Con il decreto del Ministro dell’economia e delle finanze del 13 luglio 2017, che modifica il decreto del 27 giugno 2017 di attuazione della normativa sulla scissione dei pagamenti, il Ministero torna sulle nuove disposizioni introdotte dal D.L. n. 50/2017 e, ai fini dell’individuazione delle P.A. destinatarie del regime, viene eliminato dal testo del D.M. 23 gennaio 2015 il riferimento all’elenco delle Amministrazioni inserite nel conto economico consolidato pubblicato dall’ISTAT, introdotto, solo pochi giorni addietro, dal D.M. 27 giugno 2017.
Atteso che le P.A. che devono applicare lo split sono quelle tenute ad osservare le norme sulla fatturazione elettronica obbligatoria, il Dipartimento delle finanze non provvederà alla pubblicazione di alcun elenco al riguardo.
Ne avremmo fatto volentieri a meno – ha dichiarato il Presidente Penocchio – e confido ci possa essere un differimento dell’adempimento con una proroga almeno fino a dicembre”.

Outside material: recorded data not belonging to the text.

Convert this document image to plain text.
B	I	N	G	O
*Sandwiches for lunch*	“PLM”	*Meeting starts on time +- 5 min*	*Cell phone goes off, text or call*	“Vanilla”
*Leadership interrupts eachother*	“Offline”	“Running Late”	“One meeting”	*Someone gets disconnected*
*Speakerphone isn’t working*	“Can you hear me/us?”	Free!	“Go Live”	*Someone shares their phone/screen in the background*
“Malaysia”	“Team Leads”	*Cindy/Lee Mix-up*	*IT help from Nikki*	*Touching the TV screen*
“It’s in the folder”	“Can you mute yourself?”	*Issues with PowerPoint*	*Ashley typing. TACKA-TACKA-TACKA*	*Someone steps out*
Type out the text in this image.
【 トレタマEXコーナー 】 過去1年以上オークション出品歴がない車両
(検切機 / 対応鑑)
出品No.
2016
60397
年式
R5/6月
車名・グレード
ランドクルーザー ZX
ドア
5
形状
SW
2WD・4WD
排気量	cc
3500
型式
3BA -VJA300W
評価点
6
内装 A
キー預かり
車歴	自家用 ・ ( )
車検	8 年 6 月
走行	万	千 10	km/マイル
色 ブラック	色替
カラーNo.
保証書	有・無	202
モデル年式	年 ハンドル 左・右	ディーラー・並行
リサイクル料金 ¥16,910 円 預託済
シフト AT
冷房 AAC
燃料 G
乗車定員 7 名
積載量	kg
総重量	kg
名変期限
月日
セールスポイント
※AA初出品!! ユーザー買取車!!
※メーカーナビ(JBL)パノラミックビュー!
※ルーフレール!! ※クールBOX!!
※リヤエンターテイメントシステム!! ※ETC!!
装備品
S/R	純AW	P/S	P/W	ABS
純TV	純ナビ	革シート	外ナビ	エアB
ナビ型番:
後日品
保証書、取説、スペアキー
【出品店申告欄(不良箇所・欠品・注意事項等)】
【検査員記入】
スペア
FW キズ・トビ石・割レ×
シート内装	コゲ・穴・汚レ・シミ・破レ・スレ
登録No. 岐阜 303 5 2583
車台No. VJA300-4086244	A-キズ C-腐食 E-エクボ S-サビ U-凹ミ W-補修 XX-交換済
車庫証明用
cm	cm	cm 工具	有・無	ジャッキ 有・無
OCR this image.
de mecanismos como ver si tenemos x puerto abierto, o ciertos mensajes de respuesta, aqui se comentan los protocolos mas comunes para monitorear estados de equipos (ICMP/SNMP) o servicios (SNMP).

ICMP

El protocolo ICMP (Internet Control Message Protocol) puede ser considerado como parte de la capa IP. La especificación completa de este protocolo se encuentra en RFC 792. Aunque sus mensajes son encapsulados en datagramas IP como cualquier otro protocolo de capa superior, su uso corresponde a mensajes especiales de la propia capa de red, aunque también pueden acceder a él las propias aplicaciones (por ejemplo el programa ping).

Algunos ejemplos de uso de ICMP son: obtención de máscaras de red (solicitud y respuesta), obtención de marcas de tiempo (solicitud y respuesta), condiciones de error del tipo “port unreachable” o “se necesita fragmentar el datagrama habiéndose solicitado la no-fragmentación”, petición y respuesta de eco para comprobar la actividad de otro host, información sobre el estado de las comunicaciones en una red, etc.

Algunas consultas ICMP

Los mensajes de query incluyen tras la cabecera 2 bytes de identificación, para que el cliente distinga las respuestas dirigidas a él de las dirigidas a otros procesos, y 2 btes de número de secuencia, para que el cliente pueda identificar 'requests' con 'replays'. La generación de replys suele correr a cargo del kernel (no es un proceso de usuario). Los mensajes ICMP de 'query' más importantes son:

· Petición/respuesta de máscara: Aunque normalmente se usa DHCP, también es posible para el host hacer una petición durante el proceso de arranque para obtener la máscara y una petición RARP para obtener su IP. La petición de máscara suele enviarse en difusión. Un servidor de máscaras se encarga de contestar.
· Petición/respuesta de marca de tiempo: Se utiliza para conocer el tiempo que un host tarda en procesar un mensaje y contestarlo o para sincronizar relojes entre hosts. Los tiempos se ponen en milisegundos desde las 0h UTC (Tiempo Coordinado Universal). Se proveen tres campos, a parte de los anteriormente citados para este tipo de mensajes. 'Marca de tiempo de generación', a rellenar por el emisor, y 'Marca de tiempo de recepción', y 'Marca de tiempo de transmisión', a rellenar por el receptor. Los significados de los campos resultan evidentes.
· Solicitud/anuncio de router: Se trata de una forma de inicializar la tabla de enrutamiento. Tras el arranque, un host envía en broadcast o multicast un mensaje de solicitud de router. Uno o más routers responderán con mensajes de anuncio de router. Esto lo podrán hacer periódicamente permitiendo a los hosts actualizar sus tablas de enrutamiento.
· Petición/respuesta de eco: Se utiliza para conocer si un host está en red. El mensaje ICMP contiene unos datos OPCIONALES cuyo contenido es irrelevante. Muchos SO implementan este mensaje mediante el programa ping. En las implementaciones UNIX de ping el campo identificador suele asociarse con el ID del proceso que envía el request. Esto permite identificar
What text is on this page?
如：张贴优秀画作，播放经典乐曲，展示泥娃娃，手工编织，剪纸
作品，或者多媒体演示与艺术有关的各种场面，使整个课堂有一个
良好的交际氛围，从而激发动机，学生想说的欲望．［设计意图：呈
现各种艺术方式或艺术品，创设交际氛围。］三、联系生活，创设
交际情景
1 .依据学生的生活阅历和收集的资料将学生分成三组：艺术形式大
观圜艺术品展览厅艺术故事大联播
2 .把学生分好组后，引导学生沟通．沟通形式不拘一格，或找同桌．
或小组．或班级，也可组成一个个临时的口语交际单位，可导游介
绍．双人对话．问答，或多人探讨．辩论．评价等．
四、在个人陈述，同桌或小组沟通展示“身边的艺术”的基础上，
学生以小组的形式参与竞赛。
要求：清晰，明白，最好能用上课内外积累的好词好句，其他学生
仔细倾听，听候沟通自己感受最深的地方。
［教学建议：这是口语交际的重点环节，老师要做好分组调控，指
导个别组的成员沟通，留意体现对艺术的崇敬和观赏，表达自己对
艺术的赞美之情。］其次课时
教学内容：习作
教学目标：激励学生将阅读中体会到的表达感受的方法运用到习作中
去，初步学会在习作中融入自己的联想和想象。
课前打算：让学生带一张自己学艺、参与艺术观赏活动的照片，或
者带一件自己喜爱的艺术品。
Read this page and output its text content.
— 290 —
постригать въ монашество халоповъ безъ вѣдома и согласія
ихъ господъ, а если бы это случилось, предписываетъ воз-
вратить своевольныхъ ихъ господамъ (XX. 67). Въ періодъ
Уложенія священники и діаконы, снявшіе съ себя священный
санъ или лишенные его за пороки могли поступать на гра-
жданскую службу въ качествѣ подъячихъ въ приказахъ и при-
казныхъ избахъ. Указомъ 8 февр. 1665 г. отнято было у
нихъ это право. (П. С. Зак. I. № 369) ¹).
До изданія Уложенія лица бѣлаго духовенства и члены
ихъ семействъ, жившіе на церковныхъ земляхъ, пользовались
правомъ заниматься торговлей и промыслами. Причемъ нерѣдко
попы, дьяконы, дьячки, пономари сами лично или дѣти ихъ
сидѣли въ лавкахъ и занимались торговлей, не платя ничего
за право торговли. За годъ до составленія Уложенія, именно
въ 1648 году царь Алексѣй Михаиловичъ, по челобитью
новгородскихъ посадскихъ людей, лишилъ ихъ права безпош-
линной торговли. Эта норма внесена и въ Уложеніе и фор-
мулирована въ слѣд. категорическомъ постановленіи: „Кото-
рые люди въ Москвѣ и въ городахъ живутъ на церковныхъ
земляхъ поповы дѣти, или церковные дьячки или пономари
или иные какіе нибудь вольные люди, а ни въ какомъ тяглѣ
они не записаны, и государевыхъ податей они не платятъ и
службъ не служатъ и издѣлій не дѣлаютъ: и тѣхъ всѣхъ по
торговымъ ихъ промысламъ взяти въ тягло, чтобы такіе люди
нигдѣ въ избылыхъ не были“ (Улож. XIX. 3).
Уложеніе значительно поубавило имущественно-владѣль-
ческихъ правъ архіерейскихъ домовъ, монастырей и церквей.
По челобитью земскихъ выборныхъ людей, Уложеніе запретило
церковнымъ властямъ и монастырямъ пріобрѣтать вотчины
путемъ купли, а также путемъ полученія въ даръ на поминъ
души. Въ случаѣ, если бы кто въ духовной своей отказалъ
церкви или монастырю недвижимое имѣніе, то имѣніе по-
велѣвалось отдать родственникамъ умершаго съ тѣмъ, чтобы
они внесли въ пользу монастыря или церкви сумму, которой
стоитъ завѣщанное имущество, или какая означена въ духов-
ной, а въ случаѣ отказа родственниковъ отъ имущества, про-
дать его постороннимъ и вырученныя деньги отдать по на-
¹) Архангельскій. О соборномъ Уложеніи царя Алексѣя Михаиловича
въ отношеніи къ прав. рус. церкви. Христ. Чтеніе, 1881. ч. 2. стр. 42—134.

La data indicata dal Presidente è legata alla circostanza che, al fine di consentire agli Enti della P.A. di effettuare il versamento ed adeguare i processi, i sistemi informativi e contabili, il Decreto Ministeriale del 27/6/17 ha inteso «congelare» appunto fino a dicembre l'IVA da versare relativa alle fatture emesse con decorrenza 1/7/17.
Quando a regime, l’I.V.A. diventerà esigibile dall'Erario dal momento del pagamento della fattura/parcella e dovrà essere versata entro il 16 del mese successivo al pagamento stesso.